China has worked persistently to block opportunities for Taiwan to participate in any events that could offer it international visibility or influence. Taiwan, officially known as the Republic of China, lost its membership in the United Nations in 1971, when the mainland People’s Republic of China took over the seat.

Last week in Perth, Australia, the Chinese delegation to a Kimberley Process conference on controlling conflict diamonds blocked Taiwan’s participation as an observer, even though Taiwan had received a formal invitation.
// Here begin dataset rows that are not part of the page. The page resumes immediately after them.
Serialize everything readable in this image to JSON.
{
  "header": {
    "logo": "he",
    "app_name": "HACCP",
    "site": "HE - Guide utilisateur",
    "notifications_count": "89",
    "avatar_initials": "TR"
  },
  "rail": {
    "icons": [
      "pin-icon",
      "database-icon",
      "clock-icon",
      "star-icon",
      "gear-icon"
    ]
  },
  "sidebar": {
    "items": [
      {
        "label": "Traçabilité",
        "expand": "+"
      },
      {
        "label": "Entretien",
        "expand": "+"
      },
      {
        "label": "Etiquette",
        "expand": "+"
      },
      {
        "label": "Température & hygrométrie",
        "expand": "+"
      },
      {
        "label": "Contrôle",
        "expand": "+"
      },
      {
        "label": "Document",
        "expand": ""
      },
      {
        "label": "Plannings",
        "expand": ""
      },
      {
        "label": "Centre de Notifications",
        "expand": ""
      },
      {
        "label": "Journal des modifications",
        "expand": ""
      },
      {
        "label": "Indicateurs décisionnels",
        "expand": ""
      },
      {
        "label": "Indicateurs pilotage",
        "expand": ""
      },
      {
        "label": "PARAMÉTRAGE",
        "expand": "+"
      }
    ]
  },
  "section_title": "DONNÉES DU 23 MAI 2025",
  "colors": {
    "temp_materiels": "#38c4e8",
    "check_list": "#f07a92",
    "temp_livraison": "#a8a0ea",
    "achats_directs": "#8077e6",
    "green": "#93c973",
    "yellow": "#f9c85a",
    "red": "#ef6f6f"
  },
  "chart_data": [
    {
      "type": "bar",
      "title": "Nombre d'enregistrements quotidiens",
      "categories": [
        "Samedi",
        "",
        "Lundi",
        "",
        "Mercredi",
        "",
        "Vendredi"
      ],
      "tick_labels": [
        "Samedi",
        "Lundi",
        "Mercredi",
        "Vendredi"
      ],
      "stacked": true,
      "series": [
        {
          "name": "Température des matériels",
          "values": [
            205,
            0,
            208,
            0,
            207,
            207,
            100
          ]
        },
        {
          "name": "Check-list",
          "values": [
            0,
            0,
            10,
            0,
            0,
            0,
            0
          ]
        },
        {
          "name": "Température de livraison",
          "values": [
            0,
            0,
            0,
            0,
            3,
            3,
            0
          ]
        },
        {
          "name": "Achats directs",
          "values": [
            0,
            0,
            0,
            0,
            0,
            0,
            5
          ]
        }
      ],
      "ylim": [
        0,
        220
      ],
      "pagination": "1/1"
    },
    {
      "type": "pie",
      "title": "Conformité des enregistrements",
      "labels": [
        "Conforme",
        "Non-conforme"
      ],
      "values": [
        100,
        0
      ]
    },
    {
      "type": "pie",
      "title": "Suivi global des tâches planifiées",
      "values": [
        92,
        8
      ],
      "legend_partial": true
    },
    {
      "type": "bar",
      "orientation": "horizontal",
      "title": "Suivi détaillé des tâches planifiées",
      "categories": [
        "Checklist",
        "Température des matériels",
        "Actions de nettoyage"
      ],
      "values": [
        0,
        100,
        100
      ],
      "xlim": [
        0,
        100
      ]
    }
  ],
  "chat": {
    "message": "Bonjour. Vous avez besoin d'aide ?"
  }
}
Chinese delegates reportedly hijacked the microphone, speaking over the proceedings until the Taiwan delegates were asked to leave.

In September, the International Civil Aviation Organization, a United Nations agency, declined to issue Taiwan an invitation to participate as an observer in its assembly in Montreal. The organization had invited Taiwan to participate as “Chinese Taipei” the previous year at Beijing’s request, when Ms. Tsai’s predecessor, the China-friendly Ma Ying-jeou, was president.

In November, the global police organization Interpol rejected Taiwanese participation in its general assembly. In December, the tiny nation of São Tomé and Príncipe announced that it would cut diplomatic ties with Taiwan and recognize China, leaving Taipei with only 21 diplomatic allies.

Last week, Taiwan’s minister of health and welfare, Chen Shih-chung, told reporters that Taiwan would send a delegation to the W.H.A. in Geneva this month even without an invitation and that the country had not ruled out holding a news conference in the Swiss city to protest its exclusion.

A correction was made on 
May 10, 2017

An article on Tuesday about Taiwan’s efforts to gain inclusion in the World Health Assembly’s annual meeting misstated the year the United Nations ejected Taiwan, known formally as the Republic of China, and turned its former seat over to the People’s Republic of China instead. It happened in 1971, not 1979.